So Ihr Lieben, nun sind wir im Jahr 2014 angekommen. Lasst uns die Gläser erheben – auf all die schönen Plätze der Welt, die wir entdecken konnten und noch finden werden. Ganz egal, ob weit weg oder vor der Haustür. Die Ballons steigen in den dunklen Himmel und die imaginäre Grenze verschwindet Stück für Stück Ballon für Ballon.
Toller Artikel! Ja, wir wissen gar nicht, in welchem Luxus wir leben.
In anderen Ländern ist die Reisefreiheit nach wie vor noch so eingeschränkt. Wer darf wohin reisen? Unter welchen Bedingungen? Wir haben so viel Glück – und das noch gar nicht so lange!
Ich bin auf der anderen Seite der Grenze aufgewachsen, nicht weit davon entfernt. Und der Mauerfall gehört zu meinen frühesten Erinnerungen. Gleichaltrige, die weiter entfernt aufwuchsen, haben seltsamerweise keinerlei Erinnerung daran. Aber die Freunde, die in meiner Gegend (Franken) groß wurden, haben alle ihre Erinnerungen – es war nachdrücklich, auch wenn ich die Bedeutung damals noch nicht begreifen könnte.

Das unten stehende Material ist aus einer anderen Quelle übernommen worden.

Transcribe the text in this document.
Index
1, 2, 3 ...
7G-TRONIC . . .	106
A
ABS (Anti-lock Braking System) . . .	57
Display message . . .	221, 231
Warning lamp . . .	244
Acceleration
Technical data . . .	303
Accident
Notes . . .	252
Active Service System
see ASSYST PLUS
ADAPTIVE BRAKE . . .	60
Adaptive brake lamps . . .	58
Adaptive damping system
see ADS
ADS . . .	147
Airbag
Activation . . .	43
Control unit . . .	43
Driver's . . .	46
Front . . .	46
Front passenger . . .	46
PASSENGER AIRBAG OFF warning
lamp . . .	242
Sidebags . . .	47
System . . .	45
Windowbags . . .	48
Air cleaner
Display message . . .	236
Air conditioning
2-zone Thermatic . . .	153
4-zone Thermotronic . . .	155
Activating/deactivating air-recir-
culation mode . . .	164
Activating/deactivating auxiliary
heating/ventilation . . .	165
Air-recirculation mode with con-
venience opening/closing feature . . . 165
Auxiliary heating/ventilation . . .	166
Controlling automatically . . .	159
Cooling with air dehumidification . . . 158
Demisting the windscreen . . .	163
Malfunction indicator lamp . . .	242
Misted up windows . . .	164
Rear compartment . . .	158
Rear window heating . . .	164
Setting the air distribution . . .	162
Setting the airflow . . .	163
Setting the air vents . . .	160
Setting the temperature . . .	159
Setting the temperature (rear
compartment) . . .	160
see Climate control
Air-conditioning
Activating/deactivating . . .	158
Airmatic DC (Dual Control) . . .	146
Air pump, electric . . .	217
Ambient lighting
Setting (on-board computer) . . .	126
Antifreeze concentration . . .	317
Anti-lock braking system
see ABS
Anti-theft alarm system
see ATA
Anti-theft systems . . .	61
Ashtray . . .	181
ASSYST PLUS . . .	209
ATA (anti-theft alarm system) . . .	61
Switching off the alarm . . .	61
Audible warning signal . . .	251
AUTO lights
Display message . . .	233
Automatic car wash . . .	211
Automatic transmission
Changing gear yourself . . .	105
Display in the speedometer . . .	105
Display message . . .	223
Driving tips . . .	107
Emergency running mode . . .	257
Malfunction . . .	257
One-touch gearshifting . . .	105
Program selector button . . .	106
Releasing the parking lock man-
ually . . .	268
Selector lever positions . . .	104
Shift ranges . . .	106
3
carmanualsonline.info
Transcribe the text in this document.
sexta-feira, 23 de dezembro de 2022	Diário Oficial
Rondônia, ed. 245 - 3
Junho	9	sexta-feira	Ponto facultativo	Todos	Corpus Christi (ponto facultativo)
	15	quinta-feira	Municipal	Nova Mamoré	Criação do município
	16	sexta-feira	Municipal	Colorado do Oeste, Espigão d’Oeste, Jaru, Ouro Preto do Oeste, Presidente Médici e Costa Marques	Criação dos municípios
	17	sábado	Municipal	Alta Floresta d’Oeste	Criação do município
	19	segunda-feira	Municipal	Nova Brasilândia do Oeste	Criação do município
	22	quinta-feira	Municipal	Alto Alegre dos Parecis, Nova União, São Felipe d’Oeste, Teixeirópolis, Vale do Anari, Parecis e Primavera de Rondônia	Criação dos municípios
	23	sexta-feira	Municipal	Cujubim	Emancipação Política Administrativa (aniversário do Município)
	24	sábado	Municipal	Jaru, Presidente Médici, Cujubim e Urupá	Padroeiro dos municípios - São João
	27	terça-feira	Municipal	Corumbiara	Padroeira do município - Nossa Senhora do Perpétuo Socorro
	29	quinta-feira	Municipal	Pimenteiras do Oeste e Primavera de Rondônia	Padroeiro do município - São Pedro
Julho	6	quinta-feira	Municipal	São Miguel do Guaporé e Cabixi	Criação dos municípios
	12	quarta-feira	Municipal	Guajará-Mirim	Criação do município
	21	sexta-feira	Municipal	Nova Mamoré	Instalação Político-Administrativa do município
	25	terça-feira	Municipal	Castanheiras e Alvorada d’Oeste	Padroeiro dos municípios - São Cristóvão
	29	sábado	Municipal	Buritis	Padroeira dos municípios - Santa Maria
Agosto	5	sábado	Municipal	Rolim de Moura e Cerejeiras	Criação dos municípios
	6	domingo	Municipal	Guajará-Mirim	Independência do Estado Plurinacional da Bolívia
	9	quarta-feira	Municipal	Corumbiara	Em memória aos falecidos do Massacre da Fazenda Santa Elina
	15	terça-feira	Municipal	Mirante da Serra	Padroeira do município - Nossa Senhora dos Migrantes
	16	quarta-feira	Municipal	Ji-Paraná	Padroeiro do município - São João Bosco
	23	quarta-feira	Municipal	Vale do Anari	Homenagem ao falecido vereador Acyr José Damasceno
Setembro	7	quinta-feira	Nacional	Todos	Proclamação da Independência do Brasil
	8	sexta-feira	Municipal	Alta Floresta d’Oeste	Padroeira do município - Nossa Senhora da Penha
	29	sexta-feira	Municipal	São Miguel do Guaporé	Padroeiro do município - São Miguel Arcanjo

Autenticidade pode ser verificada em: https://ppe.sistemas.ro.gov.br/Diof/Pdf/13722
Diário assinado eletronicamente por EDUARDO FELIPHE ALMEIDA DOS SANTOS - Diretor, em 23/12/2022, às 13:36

Sehr schöner Artikel. Lass uns die Freiheit genießen, die wir haben. Denn Freiheit ist ein kostbares Gut und leider ein verletzliches!
Liebe Ines, das hast du so schön beschrieben! Den 25. Jahrestag hab ich auch an der mit Ballons nachgezeichneten Berliner Mauer verbracht – mit einer Freundin, die im Osten aufgewachsen ist. Für mich brachte der Mauerfall zwar keine neue Reisefreiheit, aber viele Freunde, die ich sonst nie hätte kennenlernen können ♥️
Du hast mir übrigens einige Länder voraus und definitiv den coolsten Stempel im Pass 🙂
Liebe Grüße
Julia
Lieben Dank Julia. Das geht mir genauso, viele wunderbare Menschen hätte ich nicht kennengelernt. Und mal abgesehen vom Reisen, ich bin so froh, dass wir jetzt so viele Möglichkeiten haben, wo und wie wir leben, und auch unsere Kinder frei aufwachsen können. Ganz liebe Grüße, Ines
Ich habe die DDR-Stempelplatte H.-Heine, den ich in Ihren Bildern nicht sehe.
Vielleicht im DDR-Personalausweis?
[…] 9. November 2014 als ich mit meiner Familie an der Berliner Lichtgrenze stand und der Maueröffnung vor 25 Jahren […]
Sehr schön (e) die , Deine Geschichte!
Vielen Dank und liebe Grüße in den schönen Norden 🙂
Unverkennbar: Lisas Mama!
🙂 🙂 🙂
Drei lebenswichtige Tage gibt es in meinem Leben: Meine Geburt am 2. 10. 1948, meine Trauung am 28. 10. 1983 und der Fall der Mauer am 9. 11. 1989. Und ich kann es sehr gut nachvollziehen, wenn bei liebenswerten Menschen aus der ehemaligen DDR die Reiselust ganz gross geschrieben wurde und wird. Die letzten 40 Jahre war ich rund acht Jahre weltweit unterwegs. Eindrücke und Erlebnisse, die mir niemand nehmen kann. Liebe „Alt“-Kollegin Ines, Du junger Hupfer, bleibe Mecklenburg-Vorpommern treu und sei viele, viele Jahre auf der Welt zuhause. Das wünsche ich Dir von ganzem Herzen.
Danke Charly und ich wünsche mir, dass wir es irgendwann doch mal auf ein Gläschen an der Küste schaffen.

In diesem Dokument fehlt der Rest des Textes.